Emergence of stealth polymorphs that escape α-synuclein amyloid monitoring, take over and acutely spread in neurons

The conformational strain diversity characterizing α-synuclein (α-syn) amyloid fibrils is possibly at the origin of the different clinical presentations of synucleinopathies. Experimentally, various α-syn fibril polymorphs have been obtained from distinct fibrillization conditions by altering the medium constituents and were selected by amyloid monitoring using the probe Thioflavin T (ThT). We report here that besides classical ThT positive products, fibrillization in saline simultaneously gives rise to competing fibril polymorphs that are invisible to ThT (stealth polymorphs), and that can take over. Due to competition, spontaneous generation of such stealth polymorphs bears on the apparent fibrillization kinetics and on the final plateau values. Their emergence has thus been ignored so far or mistaken for fibrillization inhibitions/failures. Compared to their ThT-positive counterparts, and as judged from their chemical shift resonances fingerprint, these new stealth polymorphs present a yet undescribed atomic organization and show an exacerbated propensity (approx. 20-fold) towards self-replication in cortical neurons.

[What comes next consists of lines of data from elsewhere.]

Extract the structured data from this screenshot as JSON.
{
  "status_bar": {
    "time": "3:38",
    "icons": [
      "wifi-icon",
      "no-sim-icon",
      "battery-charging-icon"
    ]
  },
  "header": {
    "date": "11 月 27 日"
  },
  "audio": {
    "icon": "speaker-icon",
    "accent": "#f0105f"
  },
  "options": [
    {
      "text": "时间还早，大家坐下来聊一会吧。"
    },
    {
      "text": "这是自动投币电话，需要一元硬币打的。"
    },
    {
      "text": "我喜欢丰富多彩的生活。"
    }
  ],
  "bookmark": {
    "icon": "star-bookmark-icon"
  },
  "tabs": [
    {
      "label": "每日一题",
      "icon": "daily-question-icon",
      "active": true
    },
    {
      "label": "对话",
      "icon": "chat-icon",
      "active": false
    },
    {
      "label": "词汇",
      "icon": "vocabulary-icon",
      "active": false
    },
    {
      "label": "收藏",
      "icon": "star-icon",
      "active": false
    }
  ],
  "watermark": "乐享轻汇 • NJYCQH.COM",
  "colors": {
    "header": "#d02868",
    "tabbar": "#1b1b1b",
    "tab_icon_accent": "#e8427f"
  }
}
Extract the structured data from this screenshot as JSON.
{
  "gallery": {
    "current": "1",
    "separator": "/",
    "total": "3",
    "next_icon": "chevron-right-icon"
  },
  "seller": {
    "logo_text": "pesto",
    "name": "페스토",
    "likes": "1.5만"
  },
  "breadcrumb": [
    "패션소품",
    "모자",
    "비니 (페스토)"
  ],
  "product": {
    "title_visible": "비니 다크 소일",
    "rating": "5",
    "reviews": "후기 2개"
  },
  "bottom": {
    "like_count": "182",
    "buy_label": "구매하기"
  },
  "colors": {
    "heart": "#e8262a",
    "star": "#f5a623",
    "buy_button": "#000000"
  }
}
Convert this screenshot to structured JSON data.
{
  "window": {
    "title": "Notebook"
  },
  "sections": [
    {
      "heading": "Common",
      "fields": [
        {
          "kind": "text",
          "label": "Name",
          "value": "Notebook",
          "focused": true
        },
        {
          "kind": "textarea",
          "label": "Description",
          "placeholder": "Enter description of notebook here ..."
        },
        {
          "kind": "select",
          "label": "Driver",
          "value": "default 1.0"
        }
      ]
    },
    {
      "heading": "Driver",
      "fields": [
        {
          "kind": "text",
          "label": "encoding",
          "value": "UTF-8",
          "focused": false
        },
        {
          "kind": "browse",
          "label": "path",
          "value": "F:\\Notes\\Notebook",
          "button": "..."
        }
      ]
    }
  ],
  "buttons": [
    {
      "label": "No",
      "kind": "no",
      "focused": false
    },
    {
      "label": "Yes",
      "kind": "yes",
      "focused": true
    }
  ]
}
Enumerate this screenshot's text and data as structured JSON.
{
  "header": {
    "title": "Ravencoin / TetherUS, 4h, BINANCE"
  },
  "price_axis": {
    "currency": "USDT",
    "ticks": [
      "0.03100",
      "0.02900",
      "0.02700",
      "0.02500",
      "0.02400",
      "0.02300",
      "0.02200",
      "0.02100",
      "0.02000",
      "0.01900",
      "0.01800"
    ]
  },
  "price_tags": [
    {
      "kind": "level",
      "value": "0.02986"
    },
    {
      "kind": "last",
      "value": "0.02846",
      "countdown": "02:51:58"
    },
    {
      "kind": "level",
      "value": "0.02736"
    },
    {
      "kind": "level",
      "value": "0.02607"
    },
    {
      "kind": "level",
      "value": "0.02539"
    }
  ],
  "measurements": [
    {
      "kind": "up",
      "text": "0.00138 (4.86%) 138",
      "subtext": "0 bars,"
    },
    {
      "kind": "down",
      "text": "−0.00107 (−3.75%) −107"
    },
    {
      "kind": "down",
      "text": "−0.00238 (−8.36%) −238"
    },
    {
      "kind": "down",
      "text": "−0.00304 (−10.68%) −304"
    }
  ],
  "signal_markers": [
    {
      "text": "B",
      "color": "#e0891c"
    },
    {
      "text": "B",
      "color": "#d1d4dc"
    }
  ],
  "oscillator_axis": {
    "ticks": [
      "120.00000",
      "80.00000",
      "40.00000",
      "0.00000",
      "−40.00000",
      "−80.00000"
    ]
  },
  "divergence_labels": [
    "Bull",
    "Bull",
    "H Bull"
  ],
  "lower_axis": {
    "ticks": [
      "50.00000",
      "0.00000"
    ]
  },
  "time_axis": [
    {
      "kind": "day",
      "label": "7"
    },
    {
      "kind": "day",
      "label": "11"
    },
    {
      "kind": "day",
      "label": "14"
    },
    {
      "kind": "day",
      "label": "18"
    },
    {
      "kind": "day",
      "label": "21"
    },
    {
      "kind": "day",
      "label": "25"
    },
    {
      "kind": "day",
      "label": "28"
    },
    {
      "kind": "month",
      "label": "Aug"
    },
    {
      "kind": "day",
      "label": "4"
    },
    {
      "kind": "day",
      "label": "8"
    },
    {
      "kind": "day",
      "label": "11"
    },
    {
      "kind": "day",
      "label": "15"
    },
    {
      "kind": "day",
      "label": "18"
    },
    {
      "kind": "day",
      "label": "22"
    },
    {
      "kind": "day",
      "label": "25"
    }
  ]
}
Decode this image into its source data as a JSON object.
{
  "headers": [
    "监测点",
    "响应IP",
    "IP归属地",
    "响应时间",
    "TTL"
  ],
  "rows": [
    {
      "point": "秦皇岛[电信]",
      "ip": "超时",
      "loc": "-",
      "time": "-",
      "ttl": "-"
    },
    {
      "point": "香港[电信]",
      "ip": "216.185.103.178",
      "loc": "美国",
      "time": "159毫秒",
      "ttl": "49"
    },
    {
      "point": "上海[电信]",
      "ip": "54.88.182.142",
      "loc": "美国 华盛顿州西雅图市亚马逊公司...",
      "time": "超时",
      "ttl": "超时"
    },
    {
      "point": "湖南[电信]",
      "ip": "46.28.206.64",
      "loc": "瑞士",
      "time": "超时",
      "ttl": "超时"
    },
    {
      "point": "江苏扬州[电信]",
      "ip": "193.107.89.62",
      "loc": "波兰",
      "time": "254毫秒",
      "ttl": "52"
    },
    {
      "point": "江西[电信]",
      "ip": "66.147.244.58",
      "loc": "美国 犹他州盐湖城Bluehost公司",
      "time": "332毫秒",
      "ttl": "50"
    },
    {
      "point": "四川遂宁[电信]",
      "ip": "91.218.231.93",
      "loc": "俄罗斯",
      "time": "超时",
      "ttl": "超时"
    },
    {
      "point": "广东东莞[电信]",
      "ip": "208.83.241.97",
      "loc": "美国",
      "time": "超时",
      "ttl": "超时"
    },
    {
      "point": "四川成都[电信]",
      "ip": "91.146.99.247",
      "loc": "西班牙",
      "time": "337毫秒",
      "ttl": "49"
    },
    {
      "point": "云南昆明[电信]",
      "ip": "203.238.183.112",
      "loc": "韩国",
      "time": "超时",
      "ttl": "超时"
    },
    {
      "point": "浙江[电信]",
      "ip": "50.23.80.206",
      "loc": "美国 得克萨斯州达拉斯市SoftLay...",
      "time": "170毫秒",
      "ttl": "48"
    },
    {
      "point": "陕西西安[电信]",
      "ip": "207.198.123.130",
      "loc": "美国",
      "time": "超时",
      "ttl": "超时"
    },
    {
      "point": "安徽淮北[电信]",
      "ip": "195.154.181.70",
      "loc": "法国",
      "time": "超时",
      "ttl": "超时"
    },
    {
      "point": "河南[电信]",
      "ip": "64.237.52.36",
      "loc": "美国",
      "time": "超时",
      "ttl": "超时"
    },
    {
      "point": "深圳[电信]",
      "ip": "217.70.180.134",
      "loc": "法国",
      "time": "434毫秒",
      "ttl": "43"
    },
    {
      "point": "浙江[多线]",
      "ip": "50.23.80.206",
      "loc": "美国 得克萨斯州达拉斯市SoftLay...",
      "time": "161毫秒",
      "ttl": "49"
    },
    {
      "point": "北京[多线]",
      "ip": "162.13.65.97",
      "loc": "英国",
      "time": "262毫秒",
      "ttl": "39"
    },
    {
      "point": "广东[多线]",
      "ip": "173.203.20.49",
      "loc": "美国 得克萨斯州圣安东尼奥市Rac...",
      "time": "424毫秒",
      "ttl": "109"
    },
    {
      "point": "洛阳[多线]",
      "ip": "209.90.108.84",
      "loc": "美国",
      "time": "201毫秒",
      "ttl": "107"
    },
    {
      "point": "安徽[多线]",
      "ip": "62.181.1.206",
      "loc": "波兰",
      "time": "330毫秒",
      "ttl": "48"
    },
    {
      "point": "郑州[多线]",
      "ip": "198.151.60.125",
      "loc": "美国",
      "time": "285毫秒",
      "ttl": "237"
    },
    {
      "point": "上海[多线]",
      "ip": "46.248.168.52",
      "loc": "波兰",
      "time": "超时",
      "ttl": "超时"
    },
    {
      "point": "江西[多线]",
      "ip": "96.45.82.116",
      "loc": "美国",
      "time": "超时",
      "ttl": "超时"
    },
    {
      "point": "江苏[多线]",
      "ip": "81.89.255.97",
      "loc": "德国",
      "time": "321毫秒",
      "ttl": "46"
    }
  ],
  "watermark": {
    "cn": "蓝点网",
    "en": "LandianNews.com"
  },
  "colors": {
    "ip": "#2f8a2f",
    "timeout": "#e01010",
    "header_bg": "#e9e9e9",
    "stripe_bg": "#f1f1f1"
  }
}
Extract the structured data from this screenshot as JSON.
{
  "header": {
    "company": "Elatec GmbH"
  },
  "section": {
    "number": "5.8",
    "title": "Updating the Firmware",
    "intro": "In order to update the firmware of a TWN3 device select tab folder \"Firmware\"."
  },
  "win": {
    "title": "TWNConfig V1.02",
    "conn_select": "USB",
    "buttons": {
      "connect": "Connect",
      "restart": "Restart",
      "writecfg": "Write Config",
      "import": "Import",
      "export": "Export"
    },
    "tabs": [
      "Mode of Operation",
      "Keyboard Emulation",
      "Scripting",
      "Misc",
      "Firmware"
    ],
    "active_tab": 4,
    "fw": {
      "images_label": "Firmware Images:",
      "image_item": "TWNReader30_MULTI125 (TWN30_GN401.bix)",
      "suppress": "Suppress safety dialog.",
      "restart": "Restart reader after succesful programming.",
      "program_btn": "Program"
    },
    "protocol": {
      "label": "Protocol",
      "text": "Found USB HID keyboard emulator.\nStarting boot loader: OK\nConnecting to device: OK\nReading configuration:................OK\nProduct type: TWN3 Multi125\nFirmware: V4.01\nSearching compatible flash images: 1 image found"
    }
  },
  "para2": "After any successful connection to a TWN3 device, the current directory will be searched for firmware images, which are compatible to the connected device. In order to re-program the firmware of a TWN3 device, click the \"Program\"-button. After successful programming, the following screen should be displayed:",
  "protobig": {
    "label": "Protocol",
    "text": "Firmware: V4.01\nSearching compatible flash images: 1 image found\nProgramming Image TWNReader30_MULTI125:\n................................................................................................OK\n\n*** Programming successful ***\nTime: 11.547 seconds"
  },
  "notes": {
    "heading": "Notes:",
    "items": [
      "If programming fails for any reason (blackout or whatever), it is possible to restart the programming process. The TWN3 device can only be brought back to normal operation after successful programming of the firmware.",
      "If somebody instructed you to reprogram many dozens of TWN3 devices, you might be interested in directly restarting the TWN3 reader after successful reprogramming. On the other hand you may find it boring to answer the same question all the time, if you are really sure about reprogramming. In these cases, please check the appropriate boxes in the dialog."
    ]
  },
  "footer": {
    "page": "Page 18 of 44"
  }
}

They also trigger a long distance synucleinopathic spread along nigro-striatal projections . In order to rapidly screen fibrillization products for the presence of such stealth polymorphs, we designed a simple multiplexed assay that can be easily and rapidly operated. This assay allows us to demonstrate the sustainability of the conformational replication of these novel and particularly invasive strains. It should also be of help to avoid erroneous upstream interpretations of fibrillization rates based on sole ThT, and to expedite further structural and functional characterization of stealth amyloid assemblies.